Junior Galette’s deal, renegotiated shortly before he was cut for conduct problems, took up $5.45 million of the 2015 cap, although that paled compared to the $9 million that died when the team traded Jimmie Graham. Galette may be gone, but he will not be forgotten when the Saints take a look at their 2016 cap. Galette’s pro-rated bonus takes up $12 million of the 2016 cap. And that’s even before the team has made their first decision on which vets they cut this year. They will save the player’s salary, but every one has money pushed forward. If the team cuts Marques Colston, Zack Strief and Jahri Evans, they will eat another $13 million in pro-rated signing bonuses. With Galette, that adds up to $25 million with more likely to follow, pushing them closer to their 2015 handicap.
Many cap watchers blame Drew Brees’ huge contract for the Saints’ problems, and that is now being recognized as a trap to avoid for other NFL teams. Last week, the Wall Street Journal ran a story about the dilemma teams face paying a top quarterback. The story’s sub-headline hit the nail on the head for the Saints by saying “a massive QB contract can cripple the rest of the team.” “There is no question that Brees’ big contract left the team hamstrung when it tried to fill spots around him,” said the Journal. “Thus, the cutting of still-productive players for Cap reasons has contributed to the deterioration of a Super Bowl winner.”
Other facts from the Journal story support the quarterback pay problem. New England’s Tom Brady will count $14 million to the Patriots’ 2016 cap, but 13 other quarterbacks this season take up even more space from their team’s salary cap. Nine of them failed to lead their teams to the playoffs this season, and, of the four who did reach the postseason, three barely snuck in as either a No. 5 or No. 6 seed. Then there’s Peyton Manning, who had been relegated to backup duty behind Brock Osweiler until he made a dramatic cameo off the bench last week. None of the top three highest paid quarterbacks - Brees, Atlanta’s Matt Ryan and San Diego’s Philip Rivers - are on playoff teams. In fact, none of them led their teams to winning records.

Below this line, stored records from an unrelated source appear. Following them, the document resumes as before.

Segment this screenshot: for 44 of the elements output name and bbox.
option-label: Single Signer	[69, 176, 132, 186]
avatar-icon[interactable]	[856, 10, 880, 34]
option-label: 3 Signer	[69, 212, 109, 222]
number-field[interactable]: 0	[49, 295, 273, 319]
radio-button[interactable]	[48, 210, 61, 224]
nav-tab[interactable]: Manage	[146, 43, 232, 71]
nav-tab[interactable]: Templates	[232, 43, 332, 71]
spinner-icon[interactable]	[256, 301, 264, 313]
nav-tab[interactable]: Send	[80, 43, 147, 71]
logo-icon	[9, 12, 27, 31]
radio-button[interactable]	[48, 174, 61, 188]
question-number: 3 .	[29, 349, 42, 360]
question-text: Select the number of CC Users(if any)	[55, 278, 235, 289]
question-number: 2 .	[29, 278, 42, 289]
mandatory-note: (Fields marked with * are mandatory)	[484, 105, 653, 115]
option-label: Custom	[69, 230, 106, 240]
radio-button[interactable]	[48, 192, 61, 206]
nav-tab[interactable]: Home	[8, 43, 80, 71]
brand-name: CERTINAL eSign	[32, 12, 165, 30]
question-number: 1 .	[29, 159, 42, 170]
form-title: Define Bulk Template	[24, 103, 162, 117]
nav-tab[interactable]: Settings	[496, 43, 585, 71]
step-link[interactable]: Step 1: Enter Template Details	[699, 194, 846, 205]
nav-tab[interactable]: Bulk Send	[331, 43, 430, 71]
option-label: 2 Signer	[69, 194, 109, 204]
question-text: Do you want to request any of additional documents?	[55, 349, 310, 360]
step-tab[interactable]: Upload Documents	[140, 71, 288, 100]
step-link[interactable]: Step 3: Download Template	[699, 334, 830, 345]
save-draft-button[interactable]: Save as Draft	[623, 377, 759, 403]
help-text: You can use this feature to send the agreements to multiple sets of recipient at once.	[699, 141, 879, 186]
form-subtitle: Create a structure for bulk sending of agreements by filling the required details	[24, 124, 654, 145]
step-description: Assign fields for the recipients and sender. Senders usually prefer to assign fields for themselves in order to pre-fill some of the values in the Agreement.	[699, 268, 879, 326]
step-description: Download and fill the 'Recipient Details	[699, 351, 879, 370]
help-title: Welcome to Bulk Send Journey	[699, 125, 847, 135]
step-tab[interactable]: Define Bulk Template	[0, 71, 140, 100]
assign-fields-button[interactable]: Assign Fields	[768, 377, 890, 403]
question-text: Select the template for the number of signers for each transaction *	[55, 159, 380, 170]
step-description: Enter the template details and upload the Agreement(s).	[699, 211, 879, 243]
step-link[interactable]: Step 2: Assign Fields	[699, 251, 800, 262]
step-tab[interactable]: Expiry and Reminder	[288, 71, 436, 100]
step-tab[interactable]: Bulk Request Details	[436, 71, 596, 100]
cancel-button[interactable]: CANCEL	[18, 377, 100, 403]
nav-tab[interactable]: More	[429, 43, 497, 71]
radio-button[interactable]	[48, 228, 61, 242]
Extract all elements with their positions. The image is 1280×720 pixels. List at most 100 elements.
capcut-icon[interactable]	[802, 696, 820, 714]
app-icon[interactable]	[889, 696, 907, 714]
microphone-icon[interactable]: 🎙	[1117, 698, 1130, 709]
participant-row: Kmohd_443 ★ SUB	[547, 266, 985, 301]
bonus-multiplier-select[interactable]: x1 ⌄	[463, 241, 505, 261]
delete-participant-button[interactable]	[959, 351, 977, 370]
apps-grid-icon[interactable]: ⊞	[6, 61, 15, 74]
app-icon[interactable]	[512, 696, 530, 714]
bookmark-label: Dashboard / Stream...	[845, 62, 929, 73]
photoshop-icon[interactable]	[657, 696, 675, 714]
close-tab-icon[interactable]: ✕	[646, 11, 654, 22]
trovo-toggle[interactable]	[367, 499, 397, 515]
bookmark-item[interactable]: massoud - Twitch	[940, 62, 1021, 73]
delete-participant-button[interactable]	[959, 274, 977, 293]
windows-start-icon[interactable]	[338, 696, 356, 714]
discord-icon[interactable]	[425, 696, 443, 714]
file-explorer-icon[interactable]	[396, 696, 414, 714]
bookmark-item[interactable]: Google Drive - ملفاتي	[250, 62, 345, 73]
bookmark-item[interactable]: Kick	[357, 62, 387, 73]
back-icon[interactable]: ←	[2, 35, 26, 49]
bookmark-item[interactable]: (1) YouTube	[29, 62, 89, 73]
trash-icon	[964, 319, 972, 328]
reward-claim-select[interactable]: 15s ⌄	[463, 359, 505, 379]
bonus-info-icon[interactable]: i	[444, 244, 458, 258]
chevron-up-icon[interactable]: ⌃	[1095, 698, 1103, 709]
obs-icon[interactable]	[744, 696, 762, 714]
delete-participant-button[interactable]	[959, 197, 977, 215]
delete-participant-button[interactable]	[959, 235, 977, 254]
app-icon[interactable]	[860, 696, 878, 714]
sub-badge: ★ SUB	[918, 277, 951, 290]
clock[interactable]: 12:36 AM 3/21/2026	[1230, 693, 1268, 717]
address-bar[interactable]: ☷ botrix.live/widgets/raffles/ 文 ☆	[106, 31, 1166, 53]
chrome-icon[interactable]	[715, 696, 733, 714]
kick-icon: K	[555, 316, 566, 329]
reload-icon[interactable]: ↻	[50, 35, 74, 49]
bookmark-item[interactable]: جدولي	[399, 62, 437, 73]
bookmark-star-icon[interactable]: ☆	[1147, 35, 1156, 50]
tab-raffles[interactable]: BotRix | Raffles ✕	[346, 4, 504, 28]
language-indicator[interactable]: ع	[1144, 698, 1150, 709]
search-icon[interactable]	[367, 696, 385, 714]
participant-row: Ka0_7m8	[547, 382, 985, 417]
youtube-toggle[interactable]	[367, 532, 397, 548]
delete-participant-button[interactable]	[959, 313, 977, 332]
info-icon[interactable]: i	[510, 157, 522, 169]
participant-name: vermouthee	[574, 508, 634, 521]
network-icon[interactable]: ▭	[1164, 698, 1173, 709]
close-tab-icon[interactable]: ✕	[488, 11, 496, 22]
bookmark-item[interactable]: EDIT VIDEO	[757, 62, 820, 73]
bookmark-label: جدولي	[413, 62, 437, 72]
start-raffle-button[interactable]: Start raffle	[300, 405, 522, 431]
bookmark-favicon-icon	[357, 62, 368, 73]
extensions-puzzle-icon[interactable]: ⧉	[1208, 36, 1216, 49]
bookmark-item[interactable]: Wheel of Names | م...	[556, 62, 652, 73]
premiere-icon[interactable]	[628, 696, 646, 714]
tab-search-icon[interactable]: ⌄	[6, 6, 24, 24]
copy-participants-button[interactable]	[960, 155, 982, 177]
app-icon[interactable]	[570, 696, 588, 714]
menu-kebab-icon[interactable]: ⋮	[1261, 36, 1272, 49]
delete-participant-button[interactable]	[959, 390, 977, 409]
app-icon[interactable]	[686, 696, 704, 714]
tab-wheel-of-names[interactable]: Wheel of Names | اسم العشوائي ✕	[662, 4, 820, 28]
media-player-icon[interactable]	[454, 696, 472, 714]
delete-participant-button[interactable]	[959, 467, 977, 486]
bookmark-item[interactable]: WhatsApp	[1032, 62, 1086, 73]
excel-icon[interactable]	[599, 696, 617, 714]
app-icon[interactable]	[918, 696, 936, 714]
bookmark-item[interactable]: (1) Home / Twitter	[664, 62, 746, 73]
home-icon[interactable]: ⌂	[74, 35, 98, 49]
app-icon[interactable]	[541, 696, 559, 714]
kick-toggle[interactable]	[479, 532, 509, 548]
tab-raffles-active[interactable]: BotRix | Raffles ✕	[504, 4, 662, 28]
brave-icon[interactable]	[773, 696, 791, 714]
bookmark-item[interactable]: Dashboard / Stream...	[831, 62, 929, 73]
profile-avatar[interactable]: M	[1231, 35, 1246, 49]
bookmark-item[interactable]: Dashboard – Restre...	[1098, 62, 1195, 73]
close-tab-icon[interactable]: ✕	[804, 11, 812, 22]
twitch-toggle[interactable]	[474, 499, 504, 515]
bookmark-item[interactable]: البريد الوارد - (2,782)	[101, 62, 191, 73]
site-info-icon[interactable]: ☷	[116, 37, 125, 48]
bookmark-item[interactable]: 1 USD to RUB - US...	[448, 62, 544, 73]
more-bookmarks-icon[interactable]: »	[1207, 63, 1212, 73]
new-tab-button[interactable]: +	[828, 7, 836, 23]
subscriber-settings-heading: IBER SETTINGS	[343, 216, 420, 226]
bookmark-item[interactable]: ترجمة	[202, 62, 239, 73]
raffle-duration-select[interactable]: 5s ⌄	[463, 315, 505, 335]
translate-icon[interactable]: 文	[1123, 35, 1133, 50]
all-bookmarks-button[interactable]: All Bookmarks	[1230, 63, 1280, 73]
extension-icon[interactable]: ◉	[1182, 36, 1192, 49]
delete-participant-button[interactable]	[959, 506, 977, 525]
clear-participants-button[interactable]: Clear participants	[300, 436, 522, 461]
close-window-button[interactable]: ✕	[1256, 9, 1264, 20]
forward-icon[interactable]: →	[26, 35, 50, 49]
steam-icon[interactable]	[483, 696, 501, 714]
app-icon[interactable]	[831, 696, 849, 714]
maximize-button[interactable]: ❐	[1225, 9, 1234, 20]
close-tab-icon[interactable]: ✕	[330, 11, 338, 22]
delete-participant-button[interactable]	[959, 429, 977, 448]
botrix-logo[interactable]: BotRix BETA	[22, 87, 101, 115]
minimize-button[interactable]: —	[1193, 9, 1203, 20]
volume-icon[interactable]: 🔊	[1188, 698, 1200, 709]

And that’s the dilemma the Saints face in the off-season. They will renegotiate with Brees to create more room this year and push more of his money into future years, creating more problems down the road. Renegotiating for cap space has become such an annual event for some teams that the NFL might as well add Salary Cap Relief Day to their calendar of critical NFL events such as Super Bowl, NFL Draft and Game Ball Inflation Day.